London Calling 2020

London Calling this year took a very different format, going online for the first time ever. With over 5,500 people tuning in to see the action, either live or on-demand, it was a fantastic two-and-a-half days of presentations, discussion and networking.

All of the presentations are available on demand for you to watch back, and you can access full write ups in the Community — here are a just few highlights from the plenary talks.

Genomic epidemiology panel: Joseph Fauver, Estee Torok, George Githinji, Jing Lu

Experts in epidemiology came together from across the world to discuss the sequencing-based response to the COVID-19 outbreak in the Kenya, China, the UK and the US.

Joseph Fauver spoke about coast-to-coast spread of SARS-CoV-2 during the early epidemic in the United States, using phylogenetic data to establish that the first cases introduced to Connecticut were the result of domestic rather than international travel. Joseph's team were able to turn full genomes around with 24hrs of sample receipt, allowing them to track lineage and routes of introduction.

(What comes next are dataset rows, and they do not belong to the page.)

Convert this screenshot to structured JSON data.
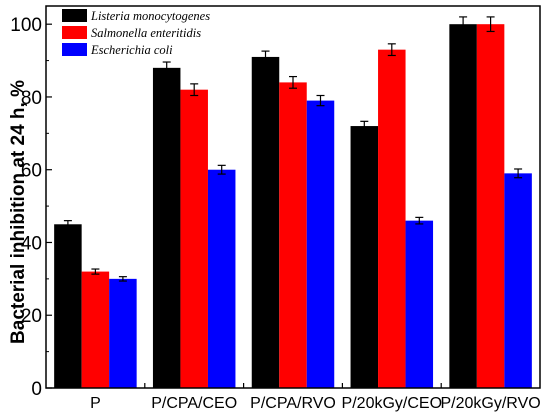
{
  "chart_data": {
    "type": "bar",
    "title": "",
    "xlabel": "",
    "ylabel": "Bacterial inhibition at 24 h, %",
    "ylim": [
      0,
      105
    ],
    "yticks": [
      0,
      20,
      40,
      60,
      80,
      100
    ],
    "grid": false,
    "legend_position": "top-left",
    "categories": [
      "P",
      "P/CPA/CEO",
      "P/CPA/RVO",
      "P/20kGy/CEO",
      "P/20kGy/RVO"
    ],
    "series": [
      {
        "name": "Listeria monocytogenes",
        "color": "#000000",
        "values": [
          45,
          88,
          91,
          72,
          100
        ],
        "errors": [
          1.0,
          1.6,
          1.6,
          1.3,
          2.0
        ]
      },
      {
        "name": "Salmonella enteritidis",
        "color": "#ff0000",
        "values": [
          32,
          82,
          84,
          93,
          100
        ],
        "errors": [
          0.7,
          1.6,
          1.6,
          1.6,
          2.0
        ]
      },
      {
        "name": "Escherichia coli",
        "color": "#0000ff",
        "values": [
          30,
          60,
          79,
          46,
          59
        ],
        "errors": [
          0.6,
          1.2,
          1.4,
          0.9,
          1.2
        ]
      }
    ]
  }
}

Comparison of the ways in which SARS-CoV-2 has arrived in certain locations was a common theme to the talks, with Estée Török investigating community and healthcare-associated introductions, and using this data to demonstrate how genomic epidemiological analysis could inform control measures in the UK. Control measures in China are slightly further along in the outbreak process, with Jing Lu presenting data from the original emergence of SARS-CoV-2 in January 2020. Jing Lu noted that three key strategies have been employed in Guangdong to successfully contain the epidemic: extensive testing, active tracing and strict isolation - but phylogenetic data has enabled the CDC team to identify that most detected cases were linked to travel instead of local community transmission.

The final speaker was George Githinji from KEMRI in Kenya, whose SARS-CoV-2 work has focused on capacity-building for outbreak surveillance across East Africa. An experienced nanopore user, George and his team were able to sequence their first SARS-CoV-2 genomes in April, just days after the first case was identified in Kenya, as well as supporting public health laboratories in 17 other African countries to do the same.

All four speakers, plus guest panel member Nick Loman, came together to discuss a global perspective on the outbreak - comparing approaches across the world and tackling critical issues such as widespread data sharing for accelerated pandemic response.

Dafni Glinos, New York Genome Center

Dafni Glinos opened the conference on Thursday with her work on the largest human long-read cDNA dataset produced to date, consisting of 70 human samples across 15 different tissues. The extensive project leveraged nanopore reads to allow quantitative analysis of isoform expression, revealing widespread allele-specific transcript structure events. In totality, the team identified a staggering 100,000 candidate novel transcripts for known genes, and a further 200 putative novel genes.

The core concept of this work was further supported in the Human Transcriptomics breakout session, featuring speakers Ying Chen, Ricardo De Paoli-Iseppi and Chenchen Zhu discussing the role of alternative splicing in cancer, neuropsychiatric disorders and cardiomyopathies.

Tracy Murphy, Princess Margaret Cancer Center

Tracy Murphy joined us on Friday to talk about the role of nanopore sequencing in mixed lineage leukaemia, a challenging disease to diagnose featuring over 135 different known rearrangements involving 94 distinct partner genes. The current approach for examining these cases is use of cytogenetics, which Tracy projected could be replaced by nanopore sequencing in the future. Her work demonstrated identification of complex translocations at breakpoint-level precision, as well as differential methylation calling between MLL samples. The ideal situation, Tracy described, would be to be able to perform tailored minimal residual disease monitoring over patients over time - a vision which this work marks progress towards.

Benedict Paten, University of California, Santa Cruz

Benedict Paten explored two key areas of human genomics in his talk - assembly and "diplotyping" (a combined phasing and genotyping approach). Introducing new human genome assembler Shasta, Benedict showed results achieving a whopping 58 Mb N50 in an extremely short turnaround time. With the addition of some ultra-long nanopore data, telomere-to-centromere chromosome arm assembly was possible for the majority of chromosome arms.

In addition, using their diplotyping approach, SNV calling performance "was actually better than short-read [data]...which is really exciting".

Concluding a fantastic human genomics presentation, Benedict explained ‘Genomics is failing on diversity –we need to increase the number of complete genomes that we have from a diversity of different human populations, to more fully understand our genetic heritage’.

Ariel Gershman, Johns Hopkins

The final plenary of the conference came from Ariel Gershman, whose studies of the hummingbird genome act as a system for exploring metabolic disease in humans. Using a few flow cells on a single PromethION, Ariel generated long and ultra-long nanopore data to produce a highly contiguous, highly accurate, and highly complete hummingbird genome, as well as a full long-read transcriptome. This unprecedented profiling of the wild hummingbird genome will be pushed even further in future with the additional of differential methylation data.